Onlar; 4,5 milyon dolar derdine düşmüşken, vatandaş 4,5 liralık sebze alabilmenin derdindeydi.
Onlar; villa, köşk, şato peşine düşmüşken, vatandaş kiralık ev arıyordu.
Onlar; helikopterle cirit atarken, vatandaş otobüse, metrobüse yetişmek için koşarken birbirine fark atıyordu.
Onlar; Suriye, Filistin vb. ülkelerdeki yoksullara sandık sandık yardım ederken, vatandaş açlıktan ölüyordu.
Hastanede mahsur kalıyordu.
Aç kalmamak için genç kızlar bedenlerini ya satıyor ya da satmak zorunda kalıyorlardı.
Onlar; müslüman ülkelerde yaşayanların iffetinin peşine düşmüşken okul çağında gelinlerimiz oluveriyordu.
Onlar; hırsızlığı tescilli politikacıları belediye başkanı, milletvekili ya da danışman yaparken, ölmemek için iki ekmek çalan çocuklar 14 yıl hapis cezası alıyorlardı.

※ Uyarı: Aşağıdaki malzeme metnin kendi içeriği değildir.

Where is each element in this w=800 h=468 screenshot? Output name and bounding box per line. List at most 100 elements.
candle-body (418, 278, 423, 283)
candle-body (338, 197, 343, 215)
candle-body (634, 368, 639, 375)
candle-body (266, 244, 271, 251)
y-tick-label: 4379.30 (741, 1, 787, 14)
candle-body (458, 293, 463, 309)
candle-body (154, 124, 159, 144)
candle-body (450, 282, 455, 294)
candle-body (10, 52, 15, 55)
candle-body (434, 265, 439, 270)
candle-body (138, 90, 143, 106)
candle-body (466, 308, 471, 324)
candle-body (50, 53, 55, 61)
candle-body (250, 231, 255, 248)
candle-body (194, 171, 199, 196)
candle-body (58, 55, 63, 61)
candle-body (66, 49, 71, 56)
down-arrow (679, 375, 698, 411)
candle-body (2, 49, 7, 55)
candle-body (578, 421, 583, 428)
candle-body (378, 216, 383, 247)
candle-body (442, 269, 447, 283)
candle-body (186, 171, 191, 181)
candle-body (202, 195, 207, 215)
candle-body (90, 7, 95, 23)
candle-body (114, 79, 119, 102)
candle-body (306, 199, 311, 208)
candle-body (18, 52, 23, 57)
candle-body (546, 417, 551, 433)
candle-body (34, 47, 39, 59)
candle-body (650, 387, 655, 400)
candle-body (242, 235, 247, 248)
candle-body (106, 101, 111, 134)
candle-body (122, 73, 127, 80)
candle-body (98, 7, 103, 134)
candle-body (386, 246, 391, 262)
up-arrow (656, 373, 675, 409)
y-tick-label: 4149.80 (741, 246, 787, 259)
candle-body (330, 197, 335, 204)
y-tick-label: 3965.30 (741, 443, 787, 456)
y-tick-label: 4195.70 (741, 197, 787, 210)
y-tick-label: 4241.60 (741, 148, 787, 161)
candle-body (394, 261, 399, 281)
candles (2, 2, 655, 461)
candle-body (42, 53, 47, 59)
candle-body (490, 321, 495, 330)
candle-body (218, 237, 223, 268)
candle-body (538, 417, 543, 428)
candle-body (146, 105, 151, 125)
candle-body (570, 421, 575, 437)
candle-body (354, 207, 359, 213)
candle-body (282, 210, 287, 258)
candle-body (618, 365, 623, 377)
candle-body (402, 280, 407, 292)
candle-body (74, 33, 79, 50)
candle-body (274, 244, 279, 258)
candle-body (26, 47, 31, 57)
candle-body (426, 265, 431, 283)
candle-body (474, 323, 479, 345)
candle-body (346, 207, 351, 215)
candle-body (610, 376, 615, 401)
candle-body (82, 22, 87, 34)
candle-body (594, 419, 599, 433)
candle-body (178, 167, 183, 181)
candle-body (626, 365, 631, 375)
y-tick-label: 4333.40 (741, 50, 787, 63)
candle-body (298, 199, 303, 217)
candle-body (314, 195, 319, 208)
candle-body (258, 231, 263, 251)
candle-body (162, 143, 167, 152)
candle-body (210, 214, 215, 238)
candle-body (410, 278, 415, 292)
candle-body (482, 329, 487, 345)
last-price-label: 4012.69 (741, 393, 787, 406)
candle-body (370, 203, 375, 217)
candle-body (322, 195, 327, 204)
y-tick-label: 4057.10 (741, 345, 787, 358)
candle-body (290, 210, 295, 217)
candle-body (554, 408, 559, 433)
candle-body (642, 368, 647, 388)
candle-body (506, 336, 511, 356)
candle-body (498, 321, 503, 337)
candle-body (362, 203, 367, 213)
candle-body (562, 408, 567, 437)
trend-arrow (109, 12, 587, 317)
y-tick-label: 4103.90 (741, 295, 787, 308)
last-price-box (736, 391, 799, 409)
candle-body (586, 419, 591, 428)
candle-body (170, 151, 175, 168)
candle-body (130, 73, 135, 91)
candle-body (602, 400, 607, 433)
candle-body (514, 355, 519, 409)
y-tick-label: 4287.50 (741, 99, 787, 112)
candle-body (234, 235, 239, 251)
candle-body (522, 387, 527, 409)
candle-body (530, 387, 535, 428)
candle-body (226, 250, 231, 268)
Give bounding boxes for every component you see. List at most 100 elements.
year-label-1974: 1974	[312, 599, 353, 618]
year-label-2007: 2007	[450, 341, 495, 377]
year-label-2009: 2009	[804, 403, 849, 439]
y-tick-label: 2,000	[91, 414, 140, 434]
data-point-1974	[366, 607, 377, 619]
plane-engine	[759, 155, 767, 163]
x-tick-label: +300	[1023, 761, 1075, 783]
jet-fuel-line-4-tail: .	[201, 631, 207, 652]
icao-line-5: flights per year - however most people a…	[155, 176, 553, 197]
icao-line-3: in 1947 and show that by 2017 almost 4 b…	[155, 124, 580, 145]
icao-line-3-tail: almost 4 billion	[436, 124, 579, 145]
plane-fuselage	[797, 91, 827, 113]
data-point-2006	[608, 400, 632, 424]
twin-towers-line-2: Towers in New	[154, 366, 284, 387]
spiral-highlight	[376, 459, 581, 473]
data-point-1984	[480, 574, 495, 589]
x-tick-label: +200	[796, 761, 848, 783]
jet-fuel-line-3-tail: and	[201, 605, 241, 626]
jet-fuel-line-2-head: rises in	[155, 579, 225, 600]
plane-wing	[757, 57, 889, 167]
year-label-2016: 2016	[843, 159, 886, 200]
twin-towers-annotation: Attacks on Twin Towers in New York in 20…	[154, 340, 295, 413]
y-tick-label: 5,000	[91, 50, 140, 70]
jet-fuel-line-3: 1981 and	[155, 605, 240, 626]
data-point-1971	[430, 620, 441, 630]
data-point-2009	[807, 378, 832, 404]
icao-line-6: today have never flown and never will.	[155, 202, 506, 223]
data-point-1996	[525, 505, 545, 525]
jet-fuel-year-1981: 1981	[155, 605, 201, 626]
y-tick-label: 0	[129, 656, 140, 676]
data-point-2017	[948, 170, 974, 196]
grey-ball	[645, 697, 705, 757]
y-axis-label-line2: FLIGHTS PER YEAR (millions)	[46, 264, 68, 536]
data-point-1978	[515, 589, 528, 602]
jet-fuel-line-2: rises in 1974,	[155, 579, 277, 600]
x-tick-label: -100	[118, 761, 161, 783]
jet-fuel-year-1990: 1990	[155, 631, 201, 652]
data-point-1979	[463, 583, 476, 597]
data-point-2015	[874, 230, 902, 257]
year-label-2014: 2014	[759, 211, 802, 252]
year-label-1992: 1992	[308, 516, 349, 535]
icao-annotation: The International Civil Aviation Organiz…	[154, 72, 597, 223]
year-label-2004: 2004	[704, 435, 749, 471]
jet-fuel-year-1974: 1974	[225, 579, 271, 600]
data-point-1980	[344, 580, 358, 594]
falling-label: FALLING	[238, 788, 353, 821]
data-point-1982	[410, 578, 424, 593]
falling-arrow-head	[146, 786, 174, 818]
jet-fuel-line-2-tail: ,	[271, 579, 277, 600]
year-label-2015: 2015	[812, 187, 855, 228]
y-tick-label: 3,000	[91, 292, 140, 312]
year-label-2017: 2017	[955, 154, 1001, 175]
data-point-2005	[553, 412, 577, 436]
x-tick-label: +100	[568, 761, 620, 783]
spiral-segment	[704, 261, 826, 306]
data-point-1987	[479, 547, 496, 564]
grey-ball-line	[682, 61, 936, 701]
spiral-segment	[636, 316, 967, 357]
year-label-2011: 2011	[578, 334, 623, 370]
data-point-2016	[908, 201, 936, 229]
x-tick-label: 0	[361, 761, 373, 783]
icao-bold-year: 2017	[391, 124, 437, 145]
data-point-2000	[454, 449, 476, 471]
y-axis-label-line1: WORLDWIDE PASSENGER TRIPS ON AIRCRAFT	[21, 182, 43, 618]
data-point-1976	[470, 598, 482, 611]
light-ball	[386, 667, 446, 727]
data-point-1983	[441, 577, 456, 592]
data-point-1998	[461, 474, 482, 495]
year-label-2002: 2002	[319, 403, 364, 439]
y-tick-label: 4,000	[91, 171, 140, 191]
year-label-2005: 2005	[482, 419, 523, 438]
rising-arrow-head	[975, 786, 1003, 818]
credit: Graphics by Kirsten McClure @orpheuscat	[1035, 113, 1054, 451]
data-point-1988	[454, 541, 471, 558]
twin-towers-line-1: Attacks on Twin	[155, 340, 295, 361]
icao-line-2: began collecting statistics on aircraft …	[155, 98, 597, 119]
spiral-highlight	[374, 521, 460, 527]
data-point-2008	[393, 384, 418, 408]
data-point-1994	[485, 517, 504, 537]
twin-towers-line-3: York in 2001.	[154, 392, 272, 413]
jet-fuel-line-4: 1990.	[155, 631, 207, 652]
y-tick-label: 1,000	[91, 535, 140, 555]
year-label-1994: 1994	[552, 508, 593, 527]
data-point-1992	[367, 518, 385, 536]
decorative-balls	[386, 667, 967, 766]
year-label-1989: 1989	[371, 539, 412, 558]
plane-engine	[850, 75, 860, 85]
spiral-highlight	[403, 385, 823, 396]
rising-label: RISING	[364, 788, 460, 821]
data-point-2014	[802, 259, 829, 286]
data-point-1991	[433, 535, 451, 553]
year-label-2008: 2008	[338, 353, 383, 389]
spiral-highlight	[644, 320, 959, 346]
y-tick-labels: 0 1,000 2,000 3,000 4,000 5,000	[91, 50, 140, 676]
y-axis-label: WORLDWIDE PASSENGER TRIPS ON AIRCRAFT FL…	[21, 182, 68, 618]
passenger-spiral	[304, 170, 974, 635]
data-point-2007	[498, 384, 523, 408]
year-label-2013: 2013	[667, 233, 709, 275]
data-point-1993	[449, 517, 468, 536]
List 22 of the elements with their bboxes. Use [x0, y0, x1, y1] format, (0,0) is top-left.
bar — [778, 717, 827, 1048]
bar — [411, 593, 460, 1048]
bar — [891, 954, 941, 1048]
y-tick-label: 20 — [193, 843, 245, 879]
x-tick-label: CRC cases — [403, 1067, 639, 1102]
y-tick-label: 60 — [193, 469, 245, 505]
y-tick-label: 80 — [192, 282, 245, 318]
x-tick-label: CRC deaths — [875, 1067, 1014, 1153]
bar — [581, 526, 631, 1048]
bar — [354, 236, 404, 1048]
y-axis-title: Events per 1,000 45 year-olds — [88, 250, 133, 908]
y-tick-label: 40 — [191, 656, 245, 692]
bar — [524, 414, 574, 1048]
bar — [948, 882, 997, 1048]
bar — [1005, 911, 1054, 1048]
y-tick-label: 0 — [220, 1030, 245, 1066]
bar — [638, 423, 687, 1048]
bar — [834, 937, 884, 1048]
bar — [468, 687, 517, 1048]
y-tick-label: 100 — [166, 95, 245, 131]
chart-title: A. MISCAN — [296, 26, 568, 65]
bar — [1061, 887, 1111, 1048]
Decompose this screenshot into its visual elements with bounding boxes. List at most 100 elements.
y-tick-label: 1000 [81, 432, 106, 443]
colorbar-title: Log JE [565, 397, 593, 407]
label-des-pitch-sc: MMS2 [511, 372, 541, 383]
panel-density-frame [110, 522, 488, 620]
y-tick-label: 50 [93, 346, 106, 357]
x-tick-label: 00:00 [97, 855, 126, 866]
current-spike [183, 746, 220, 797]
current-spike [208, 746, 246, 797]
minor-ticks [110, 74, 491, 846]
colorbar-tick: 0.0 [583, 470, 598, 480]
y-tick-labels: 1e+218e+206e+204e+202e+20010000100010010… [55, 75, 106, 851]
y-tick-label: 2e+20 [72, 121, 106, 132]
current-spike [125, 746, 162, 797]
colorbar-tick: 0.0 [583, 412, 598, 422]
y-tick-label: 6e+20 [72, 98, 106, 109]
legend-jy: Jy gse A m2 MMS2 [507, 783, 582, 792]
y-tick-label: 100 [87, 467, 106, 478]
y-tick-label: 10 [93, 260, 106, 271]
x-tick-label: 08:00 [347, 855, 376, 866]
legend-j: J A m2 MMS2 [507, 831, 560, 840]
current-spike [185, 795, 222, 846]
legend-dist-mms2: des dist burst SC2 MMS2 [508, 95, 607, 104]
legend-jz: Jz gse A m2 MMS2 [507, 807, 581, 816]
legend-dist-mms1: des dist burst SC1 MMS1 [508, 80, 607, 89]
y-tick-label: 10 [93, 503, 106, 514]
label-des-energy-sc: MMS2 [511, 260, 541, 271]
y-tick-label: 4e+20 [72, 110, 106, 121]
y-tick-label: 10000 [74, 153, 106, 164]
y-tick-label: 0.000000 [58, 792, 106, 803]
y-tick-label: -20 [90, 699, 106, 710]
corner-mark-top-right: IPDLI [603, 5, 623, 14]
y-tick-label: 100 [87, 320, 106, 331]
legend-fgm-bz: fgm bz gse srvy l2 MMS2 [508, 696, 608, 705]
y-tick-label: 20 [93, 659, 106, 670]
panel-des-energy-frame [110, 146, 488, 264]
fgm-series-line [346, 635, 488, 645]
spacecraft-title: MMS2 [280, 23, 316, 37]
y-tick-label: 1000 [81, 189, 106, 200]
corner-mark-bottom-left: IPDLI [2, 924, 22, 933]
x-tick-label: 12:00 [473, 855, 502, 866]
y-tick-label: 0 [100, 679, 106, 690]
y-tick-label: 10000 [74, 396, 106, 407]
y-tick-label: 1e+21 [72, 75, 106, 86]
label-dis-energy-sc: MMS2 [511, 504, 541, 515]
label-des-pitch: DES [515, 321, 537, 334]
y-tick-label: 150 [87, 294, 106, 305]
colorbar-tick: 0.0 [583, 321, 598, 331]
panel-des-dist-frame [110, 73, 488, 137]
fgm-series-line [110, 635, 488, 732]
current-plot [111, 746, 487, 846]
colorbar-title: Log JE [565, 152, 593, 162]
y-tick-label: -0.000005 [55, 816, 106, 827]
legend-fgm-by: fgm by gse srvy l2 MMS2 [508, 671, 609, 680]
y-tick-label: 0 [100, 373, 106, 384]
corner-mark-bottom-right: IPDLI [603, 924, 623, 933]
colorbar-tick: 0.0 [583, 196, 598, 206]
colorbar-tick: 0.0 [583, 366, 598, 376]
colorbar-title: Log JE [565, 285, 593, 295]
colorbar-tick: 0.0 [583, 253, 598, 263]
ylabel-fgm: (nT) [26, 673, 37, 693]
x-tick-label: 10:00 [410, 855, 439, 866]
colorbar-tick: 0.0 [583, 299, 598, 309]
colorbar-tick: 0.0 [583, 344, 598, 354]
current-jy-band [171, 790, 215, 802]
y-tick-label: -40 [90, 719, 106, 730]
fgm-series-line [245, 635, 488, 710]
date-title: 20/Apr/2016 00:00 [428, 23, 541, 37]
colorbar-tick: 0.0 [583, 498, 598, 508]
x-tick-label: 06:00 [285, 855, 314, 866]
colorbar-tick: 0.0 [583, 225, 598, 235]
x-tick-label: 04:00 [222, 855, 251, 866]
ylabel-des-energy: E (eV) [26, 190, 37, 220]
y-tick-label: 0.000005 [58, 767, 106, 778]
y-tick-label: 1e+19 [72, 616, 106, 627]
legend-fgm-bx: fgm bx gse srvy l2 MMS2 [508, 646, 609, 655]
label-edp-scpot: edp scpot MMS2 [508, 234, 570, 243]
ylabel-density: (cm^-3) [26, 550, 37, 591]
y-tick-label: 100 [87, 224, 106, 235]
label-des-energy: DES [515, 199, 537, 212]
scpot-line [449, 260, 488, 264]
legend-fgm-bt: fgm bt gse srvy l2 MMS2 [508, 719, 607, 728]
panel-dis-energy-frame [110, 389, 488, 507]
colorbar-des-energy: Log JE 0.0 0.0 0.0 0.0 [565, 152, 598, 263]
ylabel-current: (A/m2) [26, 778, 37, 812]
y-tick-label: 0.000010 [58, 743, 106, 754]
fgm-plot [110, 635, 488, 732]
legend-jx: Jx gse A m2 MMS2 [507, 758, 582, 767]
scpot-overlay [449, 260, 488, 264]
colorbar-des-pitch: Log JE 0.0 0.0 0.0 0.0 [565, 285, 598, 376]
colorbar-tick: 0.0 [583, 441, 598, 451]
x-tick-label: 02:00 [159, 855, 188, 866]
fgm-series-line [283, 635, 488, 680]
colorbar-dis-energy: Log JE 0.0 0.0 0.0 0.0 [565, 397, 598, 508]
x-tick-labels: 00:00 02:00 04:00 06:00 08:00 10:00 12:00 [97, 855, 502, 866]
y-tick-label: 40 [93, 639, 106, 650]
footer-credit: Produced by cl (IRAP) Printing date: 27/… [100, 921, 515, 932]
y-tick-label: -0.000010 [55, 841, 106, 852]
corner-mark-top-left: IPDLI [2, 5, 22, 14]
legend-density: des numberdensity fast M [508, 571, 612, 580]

Onlar; parkı bahçeyi yerle bir edip residence veya avm yapma peşindeyken, vatandaş can veriyordu.
Gözünü kaybediyordu. Başının yarısını kaybediyordu.
Umudunu kaybediyordu.
Gençliğini kaybediyordu.
Onlar; tüm dünyada aranan terör finansörü için hastane kapatırken, vatandaş evladının cesedini bir çuvala koyup sırtında taşıyordu.
Onlar; milyon avroları taşımaktan yorulurken, vatandaş bedava dağıtılan kömürü, makarnayı taşımaktan yoruluyordu.
Günde 3 lira otobüs parası vermemek için yürümekten yoruluyordu.
Bir kilo soğanı elli kuruş daha ucuza alabilmek için pazar pazar gezmekten yoruluyordu.
Onlar; saraylarda düğün dernek yaparken, vatandaş kızını başlık parasına satıyordu.
Onlar; gemi, konut, avm işlerine girişirken, vatandaş tazminatını alamadan işten kovuluyordu.
Onlar; kendi aralarında milyonlarca lira borç alıp verirken, vatandaş kredi kartıyla, kredi kartı borcu ödüyordu.
Çocuk bezini taksitlendiriyordu.
Mahalledeki her bakkala borç yapıyordu.
Onlar; ölmemek için onlarca korumayla dolaşırken, vatandaş sessiz ve yalnız ölüyordu.
Ha yanlış anlamayın. Bu yapılanlardan memnun olan vatandaşlar var hala.
Zaten bu vatandaşlar var oldukları için “ONLAR” da var.